Bin am Sonntag an einem geöffneten Blumenladen vorbeispaziert und habe mir genau diese Frage gestellt.
WernerT 26.11.2014
2. Zurück ins Mittelalter
Ach nein, da durften Brauer auch Sonntags arbeiten, da der Prozess es verlangte. Selbst Bibliotheken war auch Sonntags geöffnet, während im Deutschland von 2014 Sonntags zwar Gottesdienste und Pferdewetten erlaubt sind, nicht jedoch Ausleihen von Videos oder Büchern - mal sehen wann Netflix & Co nicht mehr ausliefern dürfen
ice375 26.11.2014
3. na toll
aehem wieso immer dieso sonderausnahmen ..... ich bin als leiharbeiter in der Automobilindustrie eingesetzt und in der firma ist es ueblich das 6tage am stueck gearbeitet wird und 4 tage frei sind das heist das man ueber kurz ider lang auch mal ein ganzes Wochenende durcharbeitet und da sagt kein mensch was ..... wieso jetz ausnahmen fuer Bibliotheken viedeotheken und callcenter .... genauso kann ich das gejammer von den verkaeufern nicht mehr hoeren und verstehe nicht wieso Geschäfte nicht 7tage 24 std auf haben duerfen wie zb in amerika ... ich bin im 3schichtbetrieb und muss auch zu verschiedenen uhrzeiten arbeiten .... wieso soll das den dan nicht auch mit geachaeften funktionieren ..... was ist an diesen ausnahmen den so besonders das die sich einen sonderstatus verdient haben
Aguilar 26.11.2014
4.
Das Urteil ist zu begrüßen, insbesondere auch insoweit, als es Call Center betrifft.
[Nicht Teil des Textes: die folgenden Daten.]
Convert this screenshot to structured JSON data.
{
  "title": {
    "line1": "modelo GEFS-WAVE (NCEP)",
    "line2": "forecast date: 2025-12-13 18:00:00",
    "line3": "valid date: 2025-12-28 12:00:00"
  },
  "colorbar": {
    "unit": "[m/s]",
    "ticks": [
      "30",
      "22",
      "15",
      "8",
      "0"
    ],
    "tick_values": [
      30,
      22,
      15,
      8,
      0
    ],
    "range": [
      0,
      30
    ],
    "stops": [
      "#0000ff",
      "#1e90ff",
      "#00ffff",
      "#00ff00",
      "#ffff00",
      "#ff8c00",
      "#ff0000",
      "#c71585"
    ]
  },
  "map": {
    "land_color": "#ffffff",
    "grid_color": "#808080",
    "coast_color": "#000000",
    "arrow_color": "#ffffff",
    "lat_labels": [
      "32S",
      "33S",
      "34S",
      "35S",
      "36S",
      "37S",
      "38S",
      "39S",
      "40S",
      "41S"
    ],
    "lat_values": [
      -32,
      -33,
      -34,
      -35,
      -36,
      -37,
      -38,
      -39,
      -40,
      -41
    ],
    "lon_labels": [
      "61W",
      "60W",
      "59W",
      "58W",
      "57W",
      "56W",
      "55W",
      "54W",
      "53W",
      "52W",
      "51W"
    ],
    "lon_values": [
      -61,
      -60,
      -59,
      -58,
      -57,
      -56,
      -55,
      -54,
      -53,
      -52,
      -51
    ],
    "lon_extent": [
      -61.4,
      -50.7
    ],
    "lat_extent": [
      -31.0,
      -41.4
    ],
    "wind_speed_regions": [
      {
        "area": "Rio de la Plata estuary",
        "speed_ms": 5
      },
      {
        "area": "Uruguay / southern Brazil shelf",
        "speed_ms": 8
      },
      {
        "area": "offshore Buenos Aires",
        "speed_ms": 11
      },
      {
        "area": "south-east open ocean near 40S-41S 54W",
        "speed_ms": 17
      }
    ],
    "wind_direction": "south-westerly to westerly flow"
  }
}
Es ist in den letzten Jahren schlimm geworden, dass sich im Prinzip gut ausgebildete, meist junge Menschen für u.a. 1&1 und andere Telefonprovider den Sonntag für wenig Geld pro Stunde mit Kunden herumärgern müssen.
klugscheißer2011 26.11.2014
5. Kuriose Allianz
Eine kuriose Allianz von Kirche und Gewerkschaft klagt gegen Sonntagsarbeit! Die Gewerkschaft macht mit, weil sie sonst kaum Erfolge hat und hier auf konservative Werte bauen kann. Und die Kirche fürchtet um die sonntäglichen Einnahmen im Klingelbeutel. Das kenne ich schon vom Zoff um das Ladenschlussgesetz in MV mit seinen einst sehr großzügigen Sonntagsöffnungszeiten in den Tourismusorten. Das waren die freiesten in ganz Deutschland. Wurde dann aber nach gemeinsamer Klage der ewig Gestrigen stark eingeschränkt. Dass sich unsere Gesellschaft seit der mutmaßlichen Erschaffung der Welt durch Gott stark verändert hat, scheint auch an den Richtern vorbeizugehen. Sonntags wird heute vielleicht mehr eingekauft als unter der Woche - dank Amazon, Ebay und Co. In Krankenhäusern, bei der Bahn, in Hotels, Gaststätten, Tankstellen, Museen, Theatern, Kulturhäusern und auch in Redaktionen wird sonntags wie selbstverständlich gearbeitet . Und in der Kirche ebenso!! Wann endlich wird auch das Sonntagsarbeitsverbot für Pastoren gerichtlich verhängt? Es sollte in einer freien Gesellschaft jedem einzelnen selbst überlassen werden, ob er am Sonntag arbeiten will oder frei macht.